Il y a quelque chose de pourris au royaume de l’ADN

On croyait le racisme biologique enterré pour de bon. Mise en miettes par la génétique, dont les premiers résultats ramenaient toute l’humanité à une seule même et grande famille. On oublie malheureusement vite que l’homme sait oublié tout ce qui le l’encombre pour réussir à prouver ce qui l’arrange!

Voilà la notion de race remise en selle. Et pas par n’importe qui : par l’Américain James Watson lui-même, codécouvreur, avec Francis Crick et Rosalind Franklin, de la structure de l’ADN (acide désoxyribonucléique). Je vous parlerais bien de comment Watson et Cricks ont volé les résultats de diffraction aux rayons X effectués par Rosalind Franklin pour réussir à trouver les premiers une représentation de l’ADN (double hélice, appariement des bases, emplacement des liaisons hydrogène, etc.) mais ce ne sera pas pour ce billet. Malgré que ce soit une histoire passionnante!

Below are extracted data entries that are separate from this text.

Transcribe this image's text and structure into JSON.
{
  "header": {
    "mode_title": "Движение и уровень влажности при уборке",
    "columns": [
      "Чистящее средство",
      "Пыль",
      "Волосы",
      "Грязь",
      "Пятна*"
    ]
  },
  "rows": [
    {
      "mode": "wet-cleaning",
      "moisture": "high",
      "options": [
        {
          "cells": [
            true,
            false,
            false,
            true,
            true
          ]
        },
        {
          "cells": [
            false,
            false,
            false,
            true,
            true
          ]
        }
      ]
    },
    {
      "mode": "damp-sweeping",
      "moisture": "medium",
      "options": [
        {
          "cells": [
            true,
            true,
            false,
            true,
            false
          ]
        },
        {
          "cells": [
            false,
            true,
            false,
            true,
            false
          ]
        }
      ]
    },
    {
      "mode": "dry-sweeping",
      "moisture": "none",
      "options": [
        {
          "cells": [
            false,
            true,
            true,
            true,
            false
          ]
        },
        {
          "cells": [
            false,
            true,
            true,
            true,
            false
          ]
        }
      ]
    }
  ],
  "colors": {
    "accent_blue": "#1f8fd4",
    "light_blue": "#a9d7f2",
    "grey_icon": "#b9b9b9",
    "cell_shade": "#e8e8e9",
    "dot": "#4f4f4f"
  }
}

Le prix Nobel de médecine fut ainsi décerné en octobre 1962 à James Watson ainsi qu’à Maurice Wilkins et Francis Crick, ses compagnons de recherche. En gros : les pères de la génétique moderne et de la génomique.

Mais voila, il y a deux semaines il a tenu des propos racistes dans les colonnes du Sunday Time. Il y déclara qu’il était « fondamentalement pessimiste quant à l’avenir de l’Afrique » parce que « toutes nos politiques sociales sont fondées sur le fait que leur intelligence (Africains) est la même que la notre (occidentaux) alors que tous les tests prouvent que pas vraiment » et poursuivant sur ses propos, il indique que « son espoir est que tous les hommes sont égaux » mais il répond que « les gens qui ont eu affaire avec des employés noirs se sont rendus compte que ce n’était pas vrai » et il avance que « le gène à l’origine des différences au niveau de l’intelligence humaine» pourrait être identifié d’ici dix à quinze ans.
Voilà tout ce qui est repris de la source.